Al tomar conciencia de su situación de exclusión política, económica y social, en sus convocatorias a las manifestaciones populares contra estos regímenes autoritarios el internet y las redes sociales jugaron un rol fundamental.

Después de observar en Bolivia los últimos sucesos ocurridos en esta primavera a raíz de la última sentencia del Tribunal Constitucional Plurinacional, se podrían subrayar diversos hechos que cualquiera pudiera vincularlos con lo ocurrido más allá de nuestras fronteras, como por ejemplo, la autoconvocatoria de jóvenes usando las redes sociales para denunciar atropellos por exceso de poder o prorroguismo.

Aquí llamó la atención la presencia masiva de personas que en su mayoría pertenecen a los llamados millennials, (población nacida entre los años’ 80 e inicios del siglo XXI, diferenciándose por tener un mayor nivel de estudios, ser más seculares y haber nacido en la era de internet), sin olvidar que generaciones mayores también pueden tener mentalidad igual que dichos millennials.

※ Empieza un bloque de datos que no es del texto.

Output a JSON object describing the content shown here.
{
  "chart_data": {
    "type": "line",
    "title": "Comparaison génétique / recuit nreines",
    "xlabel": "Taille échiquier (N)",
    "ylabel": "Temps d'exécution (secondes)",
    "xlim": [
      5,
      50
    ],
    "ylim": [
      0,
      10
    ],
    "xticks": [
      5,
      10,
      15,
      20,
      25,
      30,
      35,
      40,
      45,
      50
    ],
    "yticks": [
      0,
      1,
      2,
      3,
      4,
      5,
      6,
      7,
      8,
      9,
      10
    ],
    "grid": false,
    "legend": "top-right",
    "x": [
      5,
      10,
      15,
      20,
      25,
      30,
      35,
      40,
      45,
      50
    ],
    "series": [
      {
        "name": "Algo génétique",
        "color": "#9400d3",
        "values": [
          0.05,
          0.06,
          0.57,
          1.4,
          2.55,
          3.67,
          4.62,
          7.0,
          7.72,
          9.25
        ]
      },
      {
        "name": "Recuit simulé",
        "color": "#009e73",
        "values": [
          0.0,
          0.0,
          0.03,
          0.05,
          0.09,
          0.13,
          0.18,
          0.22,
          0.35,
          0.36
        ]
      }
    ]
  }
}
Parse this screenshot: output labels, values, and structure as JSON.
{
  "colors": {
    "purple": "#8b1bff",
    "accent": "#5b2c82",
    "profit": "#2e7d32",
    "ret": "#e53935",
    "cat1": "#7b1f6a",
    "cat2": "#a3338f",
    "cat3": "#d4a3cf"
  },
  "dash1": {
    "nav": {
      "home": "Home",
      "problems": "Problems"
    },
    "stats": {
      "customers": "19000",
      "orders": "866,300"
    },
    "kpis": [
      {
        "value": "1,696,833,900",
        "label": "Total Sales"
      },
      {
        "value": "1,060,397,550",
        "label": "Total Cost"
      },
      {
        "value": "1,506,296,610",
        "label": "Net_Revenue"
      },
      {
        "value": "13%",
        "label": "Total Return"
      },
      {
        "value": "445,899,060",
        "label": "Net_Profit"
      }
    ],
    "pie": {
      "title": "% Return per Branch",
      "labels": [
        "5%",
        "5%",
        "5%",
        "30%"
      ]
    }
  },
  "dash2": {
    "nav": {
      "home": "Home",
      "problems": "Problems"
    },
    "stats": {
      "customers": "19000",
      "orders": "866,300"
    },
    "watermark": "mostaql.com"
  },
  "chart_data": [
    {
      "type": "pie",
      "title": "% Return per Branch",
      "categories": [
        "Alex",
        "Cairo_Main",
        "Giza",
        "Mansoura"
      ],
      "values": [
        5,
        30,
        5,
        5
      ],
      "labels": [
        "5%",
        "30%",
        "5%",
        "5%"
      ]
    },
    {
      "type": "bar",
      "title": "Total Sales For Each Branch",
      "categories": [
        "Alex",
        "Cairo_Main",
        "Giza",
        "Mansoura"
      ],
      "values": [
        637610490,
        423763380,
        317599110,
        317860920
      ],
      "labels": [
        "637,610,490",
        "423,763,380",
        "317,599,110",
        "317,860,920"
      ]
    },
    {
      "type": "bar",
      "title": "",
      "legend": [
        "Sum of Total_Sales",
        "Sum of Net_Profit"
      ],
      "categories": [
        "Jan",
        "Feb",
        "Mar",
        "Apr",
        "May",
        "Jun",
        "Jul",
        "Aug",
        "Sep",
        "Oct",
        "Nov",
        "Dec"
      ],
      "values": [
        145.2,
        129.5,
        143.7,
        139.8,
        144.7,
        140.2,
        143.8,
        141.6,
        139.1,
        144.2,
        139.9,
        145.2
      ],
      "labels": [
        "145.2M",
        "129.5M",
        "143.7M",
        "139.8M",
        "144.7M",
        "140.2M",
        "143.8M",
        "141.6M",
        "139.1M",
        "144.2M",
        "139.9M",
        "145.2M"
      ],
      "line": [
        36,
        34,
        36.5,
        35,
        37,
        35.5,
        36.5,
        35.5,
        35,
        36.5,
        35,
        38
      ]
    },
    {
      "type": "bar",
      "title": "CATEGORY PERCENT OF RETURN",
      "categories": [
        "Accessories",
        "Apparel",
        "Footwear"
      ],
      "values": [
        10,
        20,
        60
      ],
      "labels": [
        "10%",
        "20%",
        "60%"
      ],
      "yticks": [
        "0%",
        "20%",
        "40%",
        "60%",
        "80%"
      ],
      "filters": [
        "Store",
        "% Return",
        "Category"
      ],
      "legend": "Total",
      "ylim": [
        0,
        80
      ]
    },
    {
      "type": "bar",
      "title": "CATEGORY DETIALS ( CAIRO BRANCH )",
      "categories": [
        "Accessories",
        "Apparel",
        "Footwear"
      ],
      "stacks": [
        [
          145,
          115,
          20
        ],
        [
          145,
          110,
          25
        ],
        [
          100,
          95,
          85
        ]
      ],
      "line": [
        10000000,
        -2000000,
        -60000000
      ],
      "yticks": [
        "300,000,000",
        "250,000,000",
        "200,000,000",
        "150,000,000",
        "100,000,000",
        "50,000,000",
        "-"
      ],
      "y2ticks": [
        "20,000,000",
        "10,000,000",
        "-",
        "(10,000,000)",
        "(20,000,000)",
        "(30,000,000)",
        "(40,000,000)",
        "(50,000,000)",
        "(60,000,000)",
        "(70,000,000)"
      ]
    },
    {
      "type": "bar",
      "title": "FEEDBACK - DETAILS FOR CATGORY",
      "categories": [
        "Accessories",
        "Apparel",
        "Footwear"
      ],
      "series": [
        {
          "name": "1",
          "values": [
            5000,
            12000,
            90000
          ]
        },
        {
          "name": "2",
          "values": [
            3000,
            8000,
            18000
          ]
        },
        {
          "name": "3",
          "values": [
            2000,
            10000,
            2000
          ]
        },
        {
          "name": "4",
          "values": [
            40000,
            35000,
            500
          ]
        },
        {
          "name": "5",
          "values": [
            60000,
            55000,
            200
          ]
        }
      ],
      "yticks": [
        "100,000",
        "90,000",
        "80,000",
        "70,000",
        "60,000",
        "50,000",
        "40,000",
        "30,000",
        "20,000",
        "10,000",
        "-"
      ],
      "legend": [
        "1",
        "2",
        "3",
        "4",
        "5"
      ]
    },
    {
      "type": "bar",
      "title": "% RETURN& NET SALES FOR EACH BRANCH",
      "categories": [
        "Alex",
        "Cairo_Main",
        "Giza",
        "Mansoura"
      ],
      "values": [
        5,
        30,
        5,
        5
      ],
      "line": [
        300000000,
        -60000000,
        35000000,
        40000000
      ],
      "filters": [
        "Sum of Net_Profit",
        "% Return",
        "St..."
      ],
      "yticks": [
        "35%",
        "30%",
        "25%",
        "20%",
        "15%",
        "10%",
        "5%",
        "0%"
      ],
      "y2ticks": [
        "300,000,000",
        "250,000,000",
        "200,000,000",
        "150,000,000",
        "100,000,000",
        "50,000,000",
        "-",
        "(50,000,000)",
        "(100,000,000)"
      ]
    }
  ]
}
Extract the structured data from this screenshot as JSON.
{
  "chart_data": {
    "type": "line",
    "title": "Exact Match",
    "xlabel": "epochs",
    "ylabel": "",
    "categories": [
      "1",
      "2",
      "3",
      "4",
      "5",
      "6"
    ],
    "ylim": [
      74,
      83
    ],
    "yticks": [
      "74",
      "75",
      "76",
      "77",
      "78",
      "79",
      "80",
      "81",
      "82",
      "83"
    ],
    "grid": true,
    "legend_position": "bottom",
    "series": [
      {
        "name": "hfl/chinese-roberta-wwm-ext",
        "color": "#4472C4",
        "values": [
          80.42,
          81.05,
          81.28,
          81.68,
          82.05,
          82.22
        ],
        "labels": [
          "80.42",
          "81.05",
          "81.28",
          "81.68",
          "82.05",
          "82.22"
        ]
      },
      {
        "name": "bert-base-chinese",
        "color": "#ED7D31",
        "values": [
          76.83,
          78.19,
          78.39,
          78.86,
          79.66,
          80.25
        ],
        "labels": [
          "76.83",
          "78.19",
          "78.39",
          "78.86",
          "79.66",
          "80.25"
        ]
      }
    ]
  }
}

Ellos tienen formas diferentes de agruparse y buscan objetivos distintos a los que sostienen los dirigentes políticos actuales. Odian los discursos largos y las promesas incumplidas. Piden acciones más rápidas y rechazan la demagogia y la corrupción. Su organización es más horizontal que vertical. Si bien esto puede alterar el modo de coordinar acciones, sin embargo, hasta ahora, al menos, han podido alcanzar altos niveles en sus convocatorias. Estos millennials constituyen sociedades jóvenes rodeadas por valores viejos que no los representan. Es un nuevo poder sin rostro, seguramente invencible. Ellos lo sienten así pues constituyen una fuerza poderosa que representará casi el 40% de los votantes en 2019.

Esta juventud que ha sufrido en gran medida un nivel de desempleo muy elevado, busca además del cumplimiento de la ley, una mejor calidad de vida, incluyendo un gobierno transparente, honesto y justo. 

Este análisis muy ligero significa un quiebre o punto de inflexión en la vida socio-política boliviana, pues lo sucedido en las últimas semanas marca un antes y un después en la vida social y política del país. Otra consecuencia que se avizora es que la juventud actual al estar mejor informada, exige que sus dirigentes sean intelectualmente sólidos. Esta condición sine qua non derrumba el surgimiento de nuevos caudillos iletrados o improvisados que se quieran perpetuar en el poder. 

Sin embargo, si bien existen similitudes, es bueno rever lo sucedido en el Oriente Medio, para que no se produzcan los mismos errores y frustraciones como la exclusión del sistema político, económico y social de la juventud. Esto merece una lectura amplia y profunda del tema para aprender mejor en base a los traspiés del pasado. Finalmente, será el tiempo que dirá si los millennials tomaron o no la tea encendida que alumbre el rumbo del futuro cruceño y del país. Todo dependerá de organizarse, de plantear objetivos claros e incluir a otros grupos, sin egoísmo ni mesianismo político.